Please refer to our 4 blog postings (pt1, pt2, pt3, pt4) and embedded videos on training a one and two way alert.
How to Train a One Way Diabetic Alert
1. Train and practice the alert behavior separately.
For example: use targeting to teach a nose touch on your leg. Shape it into a hard nose nudge just above your knee. An easy position to start training this behavior is with you in a sit. Then when your dog is successful, change your position to a stand, squat, sit on the floor, face the dog, turn to your side, turn your back etc until your dog can nose nudge you in any position. Add distance.
2. Present the smell of the sweat or blood sample. Click and treat your dog for any interest in the smell (sniff, lick etc). Do not c/t a bark or other noise! Place the smell on your lap, on the ground and other places and see if the dog seeks it out to sniff. When your dog is consistently indicating that she smelled the smell, go to next step.
3. Present the smell and immediately cue nose nudge. (sniff, cue 'touch', dog nose touches, click as nose makes contact, then reward)
4. When your dog is offering nose nudges consistently, fade the cue (touch). Present the smell alternating using the touch cue and not and see if you get the behavior. After several repetitions, the smell alone will trigger the alerting behavior (nose nudge). If not, keep practicing with the cue. Now the smell has become the cue to do the alert behavior. Practice this until your dog nose touches after sound 8/10 times before moving on.
5. Change positions from sitting to standing to facing towards dog and away. Practice crouching, sitting on the couch, sitting at the table, laying down on your bed and other places you might normally be when a low or high blood sugar might occur. When your dog is successful at this level, try doing other behaviors such as pretending to do the dishes, talk on the phone, watch TV etc. while presenting the smell.
6. Next add distance in one foot intervals. You can throw a treat away from you to get the dog away from you. Present the smell beside you.
7. Change positions where the dog is in relation to you (the source of the smell). For example, throw a treat down a hallway, around a corner etc. Then present the smell.

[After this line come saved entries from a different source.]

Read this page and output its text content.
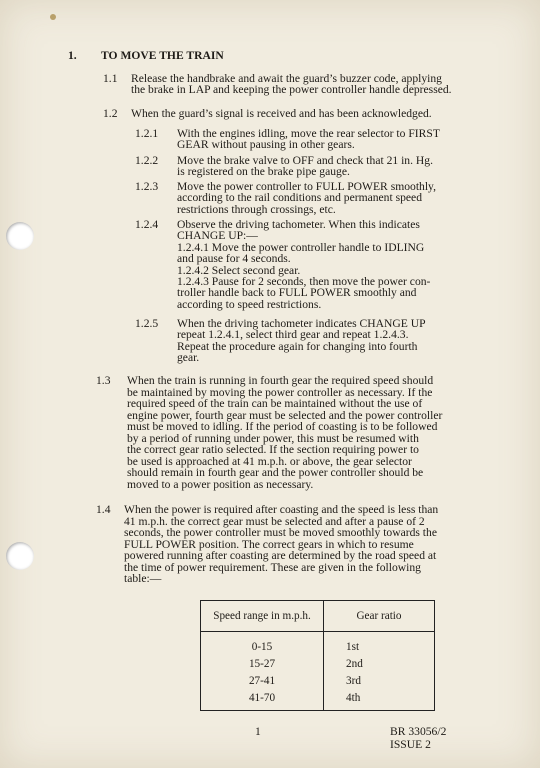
1. TO MOVE THE TRAIN
1.1 Release the handbrake and await the guard’s buzzer code, applying
the brake in LAP and keeping the power controller handle depressed.
1.2 When the guard’s signal is received and has been acknowledged.
1.2.1 With the engines idling, move the rear selector to FIRST
GEAR without pausing in other gears.
1.2.2 Move the brake valve to OFF and check that 21 in. Hg.
is registered on the brake pipe gauge.
1.2.3 Move the power controller to FULL POWER smoothly,
according to the rail conditions and permanent speed
restrictions through crossings, etc.
1.2.4 Observe the driving tachometer. When this indicates
CHANGE UP:—
1.2.4.1 Move the power controller handle to IDLING
and pause for 4 seconds.
1.2.4.2 Select second gear.
1.2.4.3 Pause for 2 seconds, then move the power con-
troller handle back to FULL POWER smoothly and
according to speed restrictions.
1.2.5 When the driving tachometer indicates CHANGE UP
repeat 1.2.4.1, select third gear and repeat 1.2.4.3.
Repeat the procedure again for changing into fourth
gear.
1.3 When the train is running in fourth gear the required speed should
be maintained by moving the power controller as necessary. If the
required speed of the train can be maintained without the use of
engine power, fourth gear must be selected and the power controller
must be moved to idling. If the period of coasting is to be followed
by a period of running under power, this must be resumed with
the correct gear ratio selected. If the section requiring power to
be used is approached at 41 m.p.h. or above, the gear selector
should remain in fourth gear and the power controller should be
moved to a power position as necessary.
1.4 When the power is required after coasting and the speed is less than
41 m.p.h. the correct gear must be selected and after a pause of 2
seconds, the power controller must be moved smoothly towards the
FULL POWER position. The correct gears in which to resume
powered running after coasting are determined by the road speed at
the time of power requirement. These are given in the following
table:—
Speed range in m.p.h.	Gear ratio
0-15	1st
15-27	2nd
27-41	3rd
41-70	4th
1	BR 33056/2
ISSUE 2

8. Adding distractions such as one, two and more people in the room, TV or radio on, a person standing between you and the dog, person engaging you in conversation etc.

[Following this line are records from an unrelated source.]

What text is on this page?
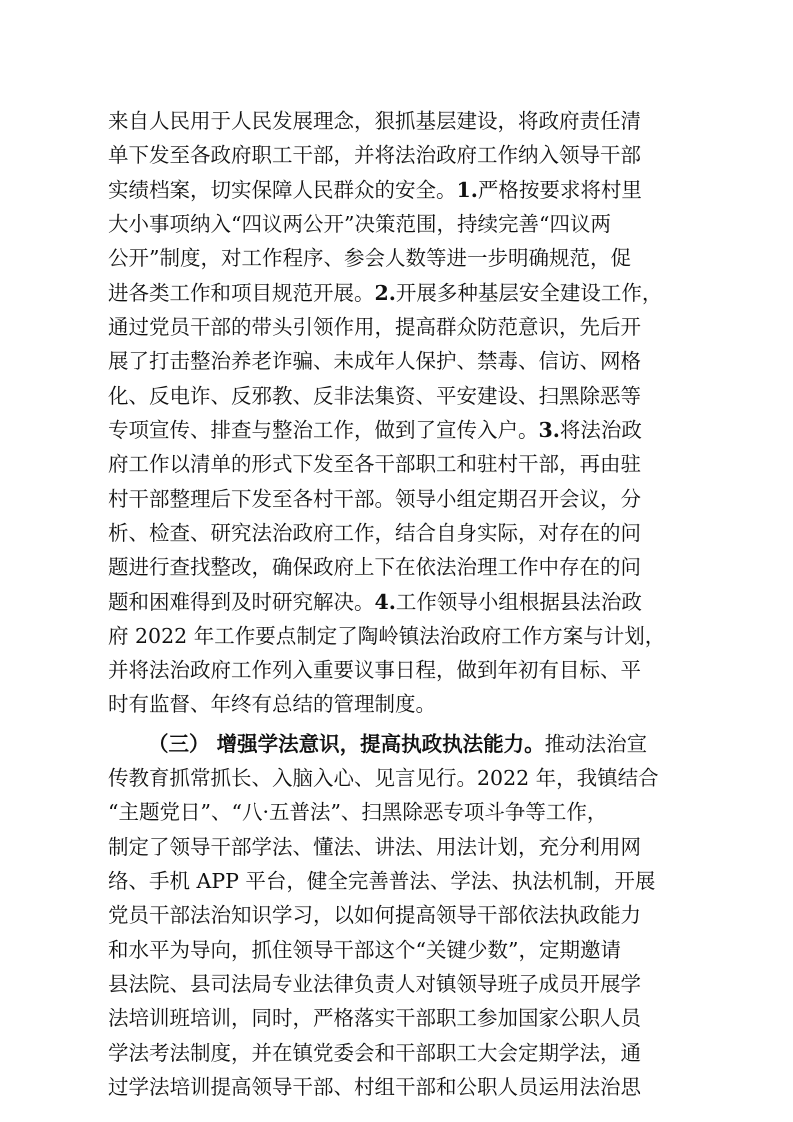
来自人民用于人民发展理念，狠抓基层建设，将政府责任清
单下发至各政府职工干部，并将法治政府工作纳入领导干部
实绩档案，切实保障人民群众的安全。1.严格按要求将村里
大小事项纳入“四议两公开”决策范围，持续完善“四议两
公开”制度，对工作程序、参会人数等进一步明确规范，促
进各类工作和项目规范开展。2.开展多种基层安全建设工作，
通过党员干部的带头引领作用，提高群众防范意识，先后开
展了打击整治养老诈骗、未成年人保护、禁毒、信访、网格
化、反电诈、反邪教、反非法集资、平安建设、扫黑除恶等
专项宣传、排查与整治工作，做到了宣传入户。3.将法治政
府工作以清单的形式下发至各干部职工和驻村干部，再由驻
村干部整理后下发至各村干部。领导小组定期召开会议，分
析、检查、研究法治政府工作，结合自身实际，对存在的问
题进行查找整改，确保政府上下在依法治理工作中存在的问
题和困难得到及时研究解决。4.工作领导小组根据县法治政
府 2022 年工作要点制定了陶岭镇法治政府工作方案与计划，
并将法治政府工作列入重要议事日程，做到年初有目标、平
时有监督、年终有总结的管理制度。
（三） 增强学法意识，提高执政执法能力。推动法治宣
传教育抓常抓长、入脑入心、见言见行。2022 年，我镇结合
“主题党日”、“八·五普法”、扫黑除恶专项斗争等工作，
制定了领导干部学法、懂法、讲法、用法计划，充分利用网
络、手机 APP 平台，健全完善普法、学法、执法机制，开展
党员干部法治知识学习，以如何提高领导干部依法执政能力
和水平为导向，抓住领导干部这个“关键少数”，定期邀请
县法院、县司法局专业法律负责人对镇领导班子成员开展学
法培训班培训，同时，严格落实干部职工参加国家公职人员
学法考法制度，并在镇党委会和干部职工大会定期学法，通
过学法培训提高领导干部、村组干部和公职人员运用法治思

9. Ask a helper to be nearby as a distraction when you present the smell on your body. Decrease distance at first, increase it as your dog is successful (to say where the dog is laying on her dogbed and alerts you from there).

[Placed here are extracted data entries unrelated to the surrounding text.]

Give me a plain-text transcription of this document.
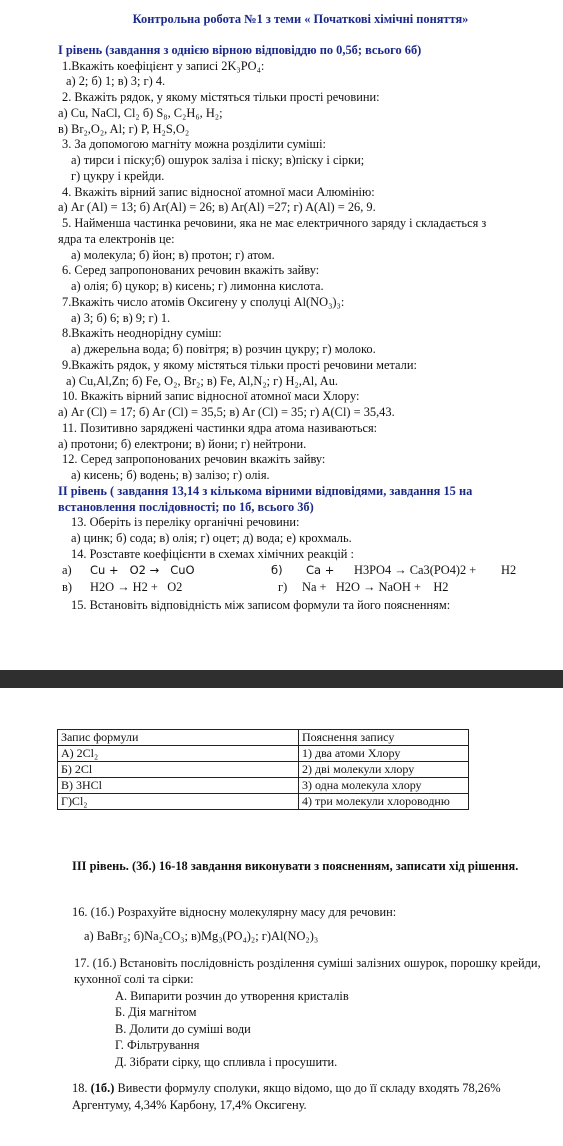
Контрольна робота №1 з теми « Початкові хімічні поняття»
І рівень (завдання з однією вірною відповіддю по 0,5б; всього 6б)
1.Вкажіть коефіцієнт у записі 2K₃PO₄:
а) 2; б) 1; в) 3; г) 4.
2. Вкажіть рядок, у якому містяться тільки прості речовини:
а) Cu, NaCl, Cl₂ б) S₈, C₂H₆, H₂;
в) Br₂,O₂, Al; г) P, H₂S,O₂
3. За допомогою магніту можна розділити суміші:
а) тирси і піску;б) ошурок заліза і піску; в)піску і сірки;
г) цукру і крейди.
4. Вкажіть вірний запис відносної атомної маси Алюмінію:
а) Ar (Al) = 13; б) Ar(Al) = 26; в) Ar(Al) =27; г) A(Al) = 26, 9.
5. Найменша частинка речовини, яка не має електричного заряду і складається з
ядра та електронів це:
а) молекула; б) йон; в) протон; г) атом.
6. Серед запропонованих речовин вкажіть зайву:
а) олія; б) цукор; в) кисень; г) лимонна кислота.
7.Вкажіть число атомів Оксигену у сполуці Al(NO₃)₃:
а) 3; б) 6; в) 9; г) 1.
8.Вкажіть неоднорідну суміш:
а) джерельна вода; б) повітря; в) розчин цукру; г) молоко.
9.Вкажіть рядок, у якому містяться тільки прості речовини метали:
а) Cu,Al,Zn; б) Fe, O₂, Br₂; в) Fe, Al,N₂; г) H₂,Al, Au.
10. Вкажіть вірний запис відносної атомної маси Хлору:
а) Ar (Cl) = 17; б) Ar (Cl) = 35,5; в) Ar (Cl) = 35; г) A(Cl) = 35,43.
11. Позитивно заряджені частинки ядра атома називаються:
а) протони; б) електрони; в) йони; г) нейтрони.
12. Серед запропонованих речовин вкажіть зайву:
а) кисень; б) водень; в) залізо; г) олія.
ІІ рівень ( завдання 13,14 з кількома вірними відповідями, завдання 15 на
встановлення послідовності; по 1б, всього 3б)
13. Оберіть із переліку органічні речовини:
а) цинк; б) сода; в) олія; г) оцет; д) вода; е) крохмаль.
14. Розставте коефіцієнти в схемах хімічних реакцій :
а) Cu +   O2 →   CuO	б) Ca + H3PO4 → Ca3(PO4)2 + H2
в) H2O → H2 +   O2	г) Na +   H2O → NaOH +    H2
15. Встановіть відповідність між записом формули та його поясненням:
Запис формули	Пояснення запису
А) 2Cl₂	1) два атоми Хлору
Б) 2Cl	2) дві молекули хлору
В) 3HCl	3) одна молекула хлору
Г)Cl₂	4) три молекули хлороводню
ІІІ рівень. (3б.) 16-18 завдання виконувати з поясненням, записати хід рішення.
16. (1б.) Розрахуйте відносну молекулярну масу для речовин:
а) BaBr₂; б)Na₂CO₃; в)Mg₃(PO₄)₂; г)Al(NO₂)₃
17. (1б.) Встановіть послідовність розділення суміші залізних ошурок, порошку крейди, кухонної солі та сірки:
А. Випарити розчин до утворення кристалів
Б. Дія магнітом
В. Долити до суміші води
Г. Фільтрування
Д. Зібрати сірку, що спливла і просушити.
18. (1б.) Вивести формулу сполуки, якщо відомо, що до її складу входять 78,26% Аргентуму, 4,34% Карбону, 17,4% Оксигену.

Your dog may want to go to them to alert first. Ask your helper(s) to ignore the dog by avoiding eye contact, not responding to the alert, not petting or otherwise distracting the dog etc. You then give your alert cue "touch" and your dog will come to you to alert. C/t.
You will need to practice this several times before the dog understands that it is only when she alerts you that she gets rewarded. Adding other helpers in the room and training the same way with all of them (prepare them as to what you want them to do if they dog alerts to them). With many repetitions, your dog will learn to search only you out in a crowd.
10. Use a timer to cue you to present the smell on you at unpredictable times during the day. Ideally, try not to let your dog see you set the alarm or she will anticipate that you are doing it. For example have it set to go off when she is relaxing next to you, or on her bed, when she is playing quietly with a toy, when she is sleeping lightly, when she is sleeping soundly. Ideally, she should jump up from a sound sleep and run to you to give the alert. If she is sound asleep, she may hesitate and she may be disoriented, but give her up to to 6 seconds the first few times (count one one thousand, two one thousand in your head) to assess what is going on and to start moving towards you before helping her by cueing the 'touch' cue. Do not say the cue if she starts moving towards you before that time. As she gets more practice, allow her less time decreasing in one second intervals (but always allowing at least 3 seconds to orient on her own).
11. Generalize the behavior by training at different locations, starting from the beginning at each location.
This alert teaches the dog to let you know there is a specific sound and to take you to the source of the sound.
The order that the dog does (whether alert you first or alert the location of sound first) is up to the task, your preference or even your dog's natural tendancy as long as the order is consistent for that sound so you know what to expect. You may have to adapt the order of the training below. For example, some people prefer their dog runs to the source first, instead of to the person. It doesn't matter as long as the dog is doing both alerts in a chain.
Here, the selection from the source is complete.